Massage is a powerful tool in aligning the spine and releasing tension in the body. It’s also, as far as I am concerned, one of life’s great pleasures. Over the years, from health clubs to New Age retreats, I’ve tried many types of massage but I’ve never experienced anything like Louka Leppard and his Tulamassage before.
Leppard is West Country-born but has spent much of his life travelling and, for the past 15 years, has been perfecting his own style of massage and yoga, called, respectively Tulamassage and Tulayoga. He was inspired by Benedict Marantz, who developed Acrosage (a kind of acrobatic massage) and has worked alongside psycho-corporeal therapist, Marie Lise Labonté, but is largely self-taught. He now lives in Geneva, but visits London for 10 days every two months. I met him during one of these visits.

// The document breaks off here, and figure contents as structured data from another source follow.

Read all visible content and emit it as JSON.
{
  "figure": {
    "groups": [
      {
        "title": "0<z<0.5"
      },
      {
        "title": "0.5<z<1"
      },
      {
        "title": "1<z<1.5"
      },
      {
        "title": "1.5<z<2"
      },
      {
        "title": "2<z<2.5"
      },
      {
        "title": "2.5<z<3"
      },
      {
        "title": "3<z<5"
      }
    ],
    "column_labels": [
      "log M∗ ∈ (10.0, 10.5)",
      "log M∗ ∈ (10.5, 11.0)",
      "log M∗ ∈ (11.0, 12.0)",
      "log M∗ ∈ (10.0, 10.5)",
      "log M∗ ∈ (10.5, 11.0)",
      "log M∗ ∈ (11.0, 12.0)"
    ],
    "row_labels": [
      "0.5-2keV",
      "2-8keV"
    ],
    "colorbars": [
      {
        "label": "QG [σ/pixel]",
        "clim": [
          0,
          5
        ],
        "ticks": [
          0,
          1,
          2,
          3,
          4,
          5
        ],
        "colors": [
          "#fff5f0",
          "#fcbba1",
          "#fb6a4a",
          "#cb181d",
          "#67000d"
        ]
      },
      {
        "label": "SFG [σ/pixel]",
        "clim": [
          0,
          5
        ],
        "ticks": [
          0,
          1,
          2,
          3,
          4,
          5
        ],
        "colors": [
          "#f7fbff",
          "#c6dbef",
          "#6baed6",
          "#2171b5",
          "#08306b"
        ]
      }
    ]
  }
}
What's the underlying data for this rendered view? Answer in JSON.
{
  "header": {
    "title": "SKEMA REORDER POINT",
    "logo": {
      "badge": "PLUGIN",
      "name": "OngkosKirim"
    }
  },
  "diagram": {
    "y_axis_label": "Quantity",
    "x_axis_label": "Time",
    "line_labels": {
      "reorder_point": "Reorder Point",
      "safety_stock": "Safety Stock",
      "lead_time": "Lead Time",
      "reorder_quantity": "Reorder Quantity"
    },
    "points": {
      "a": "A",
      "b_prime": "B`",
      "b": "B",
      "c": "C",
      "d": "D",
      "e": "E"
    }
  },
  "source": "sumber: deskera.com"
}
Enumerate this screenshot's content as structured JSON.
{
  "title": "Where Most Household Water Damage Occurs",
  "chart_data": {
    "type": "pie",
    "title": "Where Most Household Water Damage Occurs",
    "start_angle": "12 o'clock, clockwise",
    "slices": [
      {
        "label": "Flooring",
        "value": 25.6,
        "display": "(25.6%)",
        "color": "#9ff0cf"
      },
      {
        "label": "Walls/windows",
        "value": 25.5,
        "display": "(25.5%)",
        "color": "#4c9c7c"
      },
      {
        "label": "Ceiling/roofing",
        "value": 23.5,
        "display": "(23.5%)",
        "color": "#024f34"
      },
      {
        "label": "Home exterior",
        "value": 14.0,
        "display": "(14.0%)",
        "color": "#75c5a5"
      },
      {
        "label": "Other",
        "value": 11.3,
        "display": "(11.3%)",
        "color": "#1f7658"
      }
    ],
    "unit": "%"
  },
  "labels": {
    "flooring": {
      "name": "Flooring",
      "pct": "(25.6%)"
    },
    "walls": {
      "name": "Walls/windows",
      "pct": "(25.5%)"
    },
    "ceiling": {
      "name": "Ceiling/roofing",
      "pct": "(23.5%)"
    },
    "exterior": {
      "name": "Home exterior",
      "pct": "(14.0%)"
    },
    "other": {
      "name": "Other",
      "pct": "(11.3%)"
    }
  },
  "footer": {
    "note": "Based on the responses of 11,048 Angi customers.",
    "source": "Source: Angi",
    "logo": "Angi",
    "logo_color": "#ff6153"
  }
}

The first part of the hour and a half session took place on the floor of a large and airy loft apartment in Shoreditch. His massage style was intuitive, powerful, even emotional. Louka doesn’t remove himself from the relationship; he wants, he says, to open his heart to anyone he treats.
It was a curious sensation from the beginning. By lying on the floor I felt more stable, grounded even, as Louka - a swarthy, handsome man in his early 40s - knelt over me. The rocking of my body in particular was reassuring - almost like being rocked as a baby - but emotional too.
But I also felt vulnerable as the massage was more intimate and intense than any other massage I had experienced.
I am not great on relaxation on-demand, nor instant trust; yet somehow I felt completely at peace, physically and emotionally.
Tulamassage is all-encompassing. Louka massages the buttocks – unfortunately often ignored by massage therapists – and uses a lot of techniques that would be familiar to anyone who has had trigger point release or myofascial massage. Some of it is downright painful, but then eases into release in a great whoosh.
And then we moved onto Tulayoga. Softened and intensely relaxed by the tulamassage (but by now dressed in yoga leggings and a top), I stood up leaned back into Louka’s outstretched arms and feet as he laid on the floor. He asked me to take up specific postures - leaning back in a curve or forward towards my feet, as I hung, inverted, for more than 20 minutes.
The press release said it was “a fusion of basic acrobatics and yoga, practised in a slow and meditative dance through the air”. But that barely touches on the freedom that I felt as his hands and feet held me aloft and dangling free in the air. I am not great on relaxation on-demand, nor instant trust; yet somehow I felt completely at peace, physically and emotionally.
It ended when he brought me back to the ground, curled me into a foetal position and cradled me in his arms. As he said when we talked about it afterwards, many people cry after one of his treatments. “I think it’s because people aren’t used to being looked after”.
It was an extraordinary experience - intimate, intense, and very soothing. The only downside was when I realised it was probably my first and last experience of Tulamassage. Its cost - £350 - makes it prohibitive to many, but blissful for those who can afford to let it into their lives.